Merlin Mann reinvents the 43 Folders brand

Thursday, October 2nd, 2008

Merlin Mann has announced that he’s “shifting gears” at his famed 43 Folders personal productivity site. In effect, he’s reinventing the 43 Folders brand. The site is changing from a brand of personal productivity to a brand of personal creativity. It’s brand deliverable is changing from improving one’s core efficiency to improving one’s creative output—and one’s personal relevance in the world.

The shape of a new brand

The new 43 Folders brand approach is evolving as we speak, but we can glimpse its general shape and direction. It’s RIP for “productivity pr0n.” The new focus of the site, in its own words:

43Folders.com is Merlin Mann’s website about finding the time and attention to do your best creative work.   . . .

This is now a site for people who want to finish things that they care about — but who still occasionally need help, inspiration, and the courage to push all the bullshit off their work table. This is about clearing that space every day, and then using it to do cool stuff that makes you proud.

Right now, 43 Folders is focused on an arc about how to improve the quality of your career and life by managing your attention in a way that allows you to work your ass off on the creative projects that matter most to you.  . . . .

I want to help you identify and remove any obstacle that keeps you from making things that you love. And then I want to help you figure out how to make those things even better. That’s pretty much it.

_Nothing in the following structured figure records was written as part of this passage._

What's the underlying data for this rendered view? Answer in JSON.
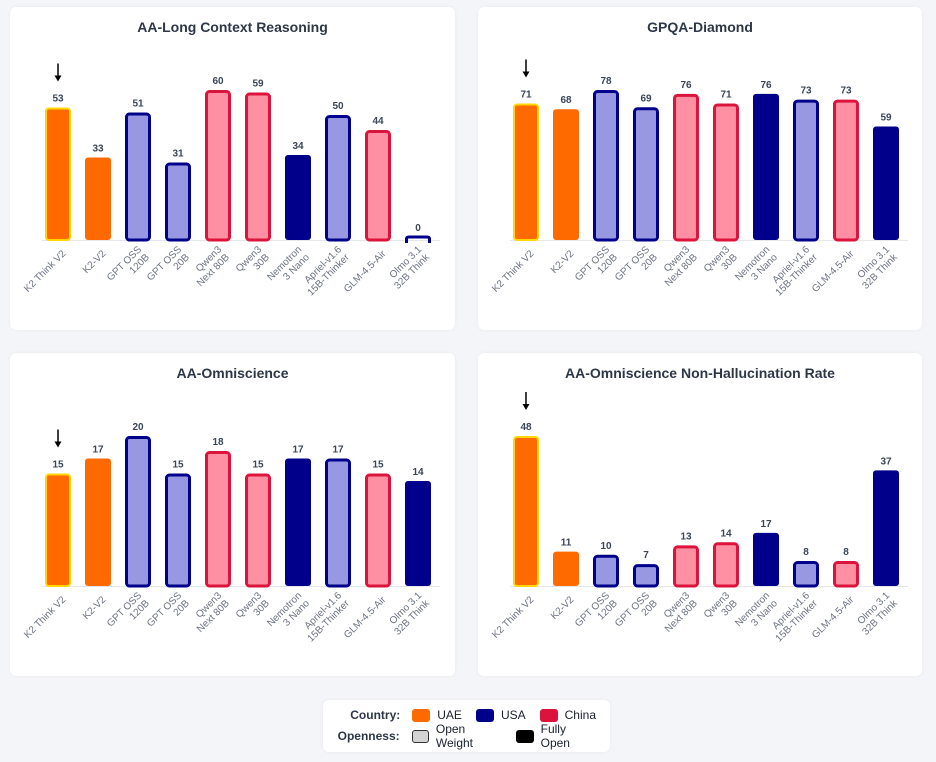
{
  "colors": {
    "UAE": "#ff6a00",
    "USA": "#00008b",
    "China": "#dc143c",
    "USA_light_fill": "#9898e2",
    "China_light_fill": "#ff8fa3",
    "highlight_border": "#ffd700",
    "axis": "#e5e7eb"
  },
  "models": [
    {
      "label": [
        "K2 Think V2"
      ],
      "country": "UAE",
      "openness": "Fully Open",
      "highlight": true
    },
    {
      "label": [
        "K2-V2"
      ],
      "country": "UAE",
      "openness": "Fully Open",
      "highlight": false
    },
    {
      "label": [
        "GPT OSS",
        "120B"
      ],
      "country": "USA",
      "openness": "Open Weight",
      "highlight": false
    },
    {
      "label": [
        "GPT OSS",
        "20B"
      ],
      "country": "USA",
      "openness": "Open Weight",
      "highlight": false
    },
    {
      "label": [
        "Qwen3",
        "Next 80B"
      ],
      "country": "China",
      "openness": "Open Weight",
      "highlight": false
    },
    {
      "label": [
        "Qwen3",
        "30B"
      ],
      "country": "China",
      "openness": "Open Weight",
      "highlight": false
    },
    {
      "label": [
        "Nemotron",
        "3 Nano"
      ],
      "country": "USA",
      "openness": "Fully Open",
      "highlight": false
    },
    {
      "label": [
        "Apriel-v1.6",
        "15B-Thinker"
      ],
      "country": "USA",
      "openness": "Open Weight",
      "highlight": false
    },
    {
      "label": [
        "GLM-4.5-Air"
      ],
      "country": "China",
      "openness": "Open Weight",
      "highlight": false
    },
    {
      "label": [
        "Olmo 3.1",
        "32B Think"
      ],
      "country": "USA",
      "openness": "Fully Open",
      "highlight": false
    }
  ],
  "chart_data": [
    {
      "type": "bar",
      "title": "AA-Long Context Reasoning",
      "categories": [
        "K2 Think V2",
        "K2-V2",
        "GPT OSS 120B",
        "GPT OSS 20B",
        "Qwen3 Next 80B",
        "Qwen3 30B",
        "Nemotron 3 Nano",
        "Apriel-v1.6 15B-Thinker",
        "GLM-4.5-Air",
        "Olmo 3.1 32B Think"
      ],
      "values": [
        53,
        33,
        51,
        31,
        60,
        59,
        34,
        50,
        44,
        0
      ],
      "xlabel": "",
      "ylabel": "",
      "ylim": [
        0,
        60
      ],
      "grid": false,
      "highlight_category": "K2 Think V2",
      "annotation": "down-arrow above K2 Think V2"
    },
    {
      "type": "bar",
      "title": "GPQA-Diamond",
      "categories": [
        "K2 Think V2",
        "K2-V2",
        "GPT OSS 120B",
        "GPT OSS 20B",
        "Qwen3 Next 80B",
        "Qwen3 30B",
        "Nemotron 3 Nano",
        "Apriel-v1.6 15B-Thinker",
        "GLM-4.5-Air",
        "Olmo 3.1 32B Think"
      ],
      "values": [
        71,
        68,
        78,
        69,
        76,
        71,
        76,
        73,
        73,
        59
      ],
      "xlabel": "",
      "ylabel": "",
      "ylim": [
        0,
        78
      ],
      "grid": false,
      "highlight_category": "K2 Think V2",
      "annotation": "down-arrow above K2 Think V2"
    },
    {
      "type": "bar",
      "title": "AA-Omniscience",
      "categories": [
        "K2 Think V2",
        "K2-V2",
        "GPT OSS 120B",
        "GPT OSS 20B",
        "Qwen3 Next 80B",
        "Qwen3 30B",
        "Nemotron 3 Nano",
        "Apriel-v1.6 15B-Thinker",
        "GLM-4.5-Air",
        "Olmo 3.1 32B Think"
      ],
      "values": [
        15,
        17,
        20,
        15,
        18,
        15,
        17,
        17,
        15,
        14
      ],
      "xlabel": "",
      "ylabel": "",
      "ylim": [
        0,
        20
      ],
      "grid": false,
      "highlight_category": "K2 Think V2",
      "annotation": "down-arrow above K2 Think V2"
    },
    {
      "type": "bar",
      "title": "AA-Omniscience Non-Hallucination Rate",
      "categories": [
        "K2 Think V2",
        "K2-V2",
        "GPT OSS 120B",
        "GPT OSS 20B",
        "Qwen3 Next 80B",
        "Qwen3 30B",
        "Nemotron 3 Nano",
        "Apriel-v1.6 15B-Thinker",
        "GLM-4.5-Air",
        "Olmo 3.1 32B Think"
      ],
      "values": [
        48,
        11,
        10,
        7,
        13,
        14,
        17,
        8,
        8,
        37
      ],
      "xlabel": "",
      "ylabel": "",
      "ylim": [
        0,
        48
      ],
      "grid": false,
      "highlight_category": "K2 Think V2",
      "annotation": "down-arrow above K2 Think V2"
    }
  ],
  "legend": {
    "placement": "bottom-center",
    "country_heading": "Country:",
    "openness_heading": "Openness:",
    "country_items": [
      {
        "label": "UAE",
        "color": "#ff6a00"
      },
      {
        "label": "USA",
        "color": "#00008b"
      },
      {
        "label": "China",
        "color": "#dc143c"
      }
    ],
    "openness_items": [
      {
        "label": "Open Weight",
        "style": "light fill with border"
      },
      {
        "label": "Fully Open",
        "style": "solid fill"
      }
    ]
  }
}
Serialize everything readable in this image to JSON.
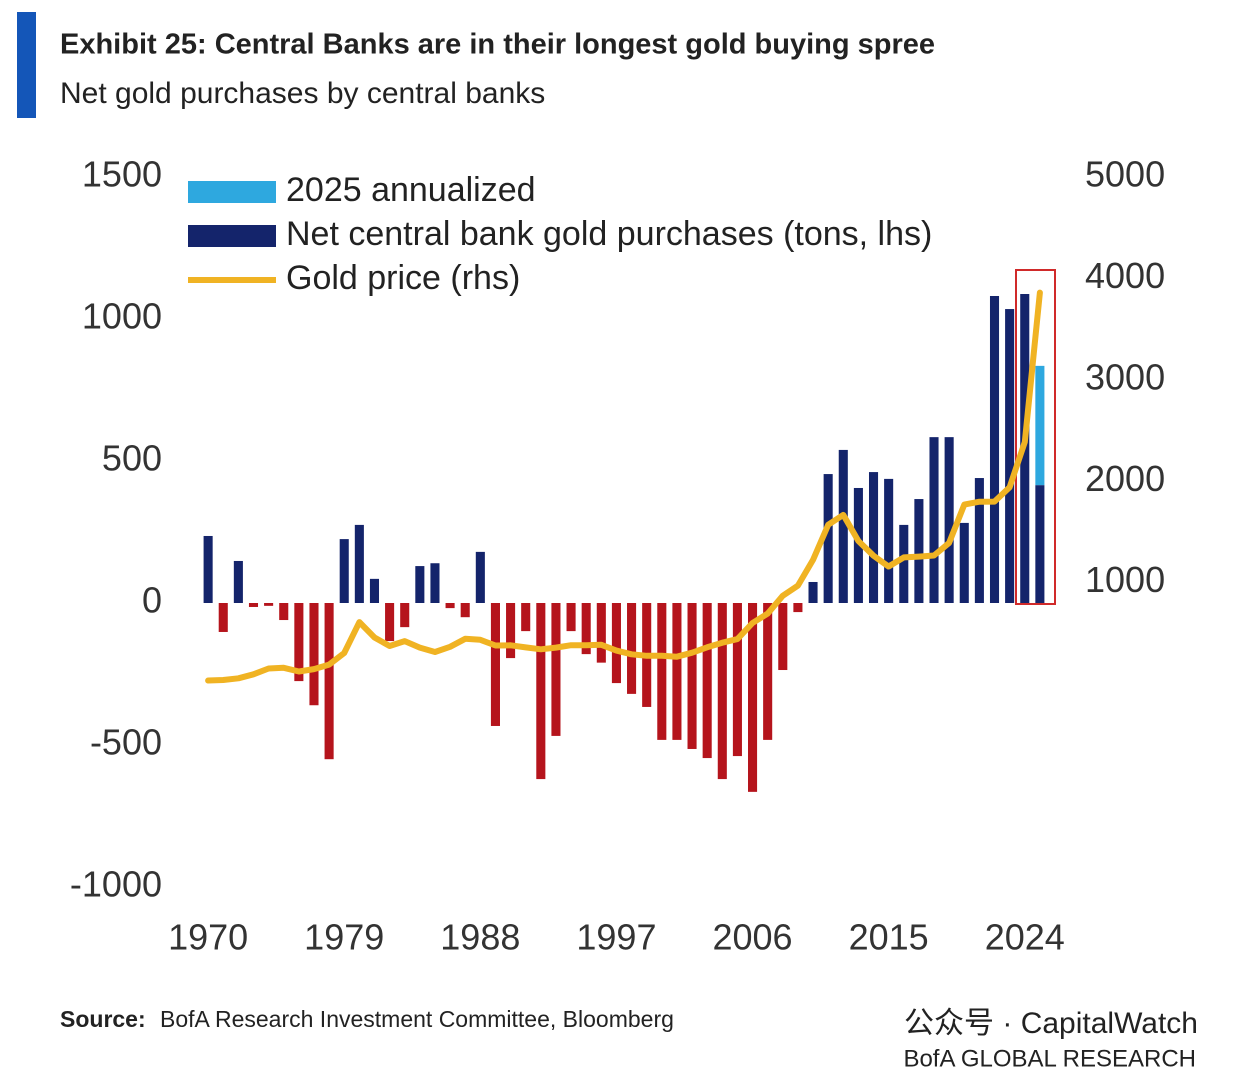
{
  "chart_data": {
    "type": "bar",
    "title": "Exhibit 25: Central Banks are in their longest gold buying spree",
    "subtitle": "Net gold purchases by central banks",
    "source_label": "Source:",
    "source": "BofA Research Investment Committee, Bloomberg",
    "watermark": "公众号 · CapitalWatch",
    "brand": "BofA GLOBAL RESEARCH",
    "x": [
      1970,
      1971,
      1972,
      1973,
      1974,
      1975,
      1976,
      1977,
      1978,
      1979,
      1980,
      1981,
      1982,
      1983,
      1984,
      1985,
      1986,
      1987,
      1988,
      1989,
      1990,
      1991,
      1992,
      1993,
      1994,
      1995,
      1996,
      1997,
      1998,
      1999,
      2000,
      2001,
      2002,
      2003,
      2004,
      2005,
      2006,
      2007,
      2008,
      2009,
      2010,
      2011,
      2012,
      2013,
      2014,
      2015,
      2016,
      2017,
      2018,
      2019,
      2020,
      2021,
      2022,
      2023,
      2024,
      2025
    ],
    "xlim": [
      1969,
      2026
    ],
    "xticks": [
      1970,
      1979,
      1988,
      1997,
      2006,
      2015,
      2024
    ],
    "ylim": [
      -1000,
      1500
    ],
    "yticks": [
      -1000,
      -500,
      0,
      500,
      1000,
      1500
    ],
    "y2lim": [
      -2000,
      5000
    ],
    "y2ticks": [
      1000,
      2000,
      3000,
      4000,
      5000
    ],
    "legend": "top-left",
    "series": [
      {
        "name": "2025 annualized",
        "color": "#2ea8df",
        "stack": true,
        "values": [
          null,
          null,
          null,
          null,
          null,
          null,
          null,
          null,
          null,
          null,
          null,
          null,
          null,
          null,
          null,
          null,
          null,
          null,
          null,
          null,
          null,
          null,
          null,
          null,
          null,
          null,
          null,
          null,
          null,
          null,
          null,
          null,
          null,
          null,
          null,
          null,
          null,
          null,
          null,
          null,
          null,
          null,
          null,
          null,
          null,
          null,
          null,
          null,
          null,
          null,
          null,
          null,
          null,
          null,
          null,
          420
        ]
      },
      {
        "name": "Net central bank gold purchases (tons, lhs)",
        "color": "#14246b",
        "negative_color": "#b5141c",
        "values": [
          236,
          -102,
          148,
          -14,
          -10,
          -60,
          -275,
          -360,
          -550,
          225,
          275,
          85,
          -134,
          -85,
          130,
          140,
          -18,
          -50,
          180,
          -433,
          -194,
          -99,
          -620,
          -468,
          -99,
          -180,
          -210,
          -282,
          -320,
          -366,
          -482,
          -482,
          -514,
          -546,
          -620,
          -539,
          -665,
          -482,
          -236,
          -32,
          74,
          454,
          539,
          405,
          461,
          437,
          275,
          366,
          584,
          584,
          282,
          440,
          1081,
          1035,
          1088,
          415
        ]
      },
      {
        "name": "Gold price (rhs)",
        "color": "#f0b323",
        "axis": "y2",
        "kind": "line",
        "values": [
          36,
          41,
          58,
          97,
          154,
          161,
          125,
          148,
          193,
          307,
          612,
          460,
          376,
          424,
          360,
          317,
          368,
          447,
          437,
          381,
          383,
          362,
          344,
          360,
          384,
          384,
          388,
          331,
          294,
          279,
          279,
          271,
          310,
          363,
          409,
          444,
          603,
          695,
          872,
          972,
          1225,
          1571,
          1669,
          1411,
          1266,
          1160,
          1250,
          1257,
          1268,
          1393,
          1770,
          1799,
          1800,
          1941,
          2386,
          3860
        ]
      }
    ]
  }
}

The person the new brand will create

It appears that the new person that the 43 Folders brand intends to create will be one who can enjoy a creatively-focused life in the context of a workaday world. This is a trans-cubicle, integrated approach that opens up a lot of possibilities. Defining oneself as a creative individual who articulates a passion can dramatically refocus one’s life; it can actually make certain mainstream “productivity” issues irrelevant. One’s life jumps to a whole new level.

Some questions

  1. It’s not clear yet if the new approach will concentrate on workaday people with passionate hobbies, or also lean toward serving artists and creatives. Will this be a new 43 Folders for the “creative class?”
  2. The original 43 Folders approach helped spawn a “productivity process” movement where process took center stage. People flocked to GTD and joined the Moleskine militia. However, a strict focus on productivity process can be limiting to an individual’s growth. Will the new approach be more “philosophical,” with less emphasis on process? In other words, will the journey take precedence over the journal?
  3. Who might serve as a model practitioner of this new approach? Every new brand should bring to life a new model of customer, someone who incarnates the brand and serves as a reference.
  4. A brand “arc” or a brand journey?
  5. What are the brand possibilities inherent in a DIY approach? How might these trump factory brands? This might be the basis for a multithreaded brand from the bottom up.

The incumbent challenge

Of course, there’s one dark shadow hanging over this new 43 Folders initiative. The last word on creative productivity has already been uttered, and immortalized, by Father Guido Sarducci, two decades ago. It’s hard to top that.

Illustration: Leonardo da Vinci’s notebook entry for a flying machine. (Leonardo could have used 43 Folders. He was notorious for starting many projects and finishing very few.)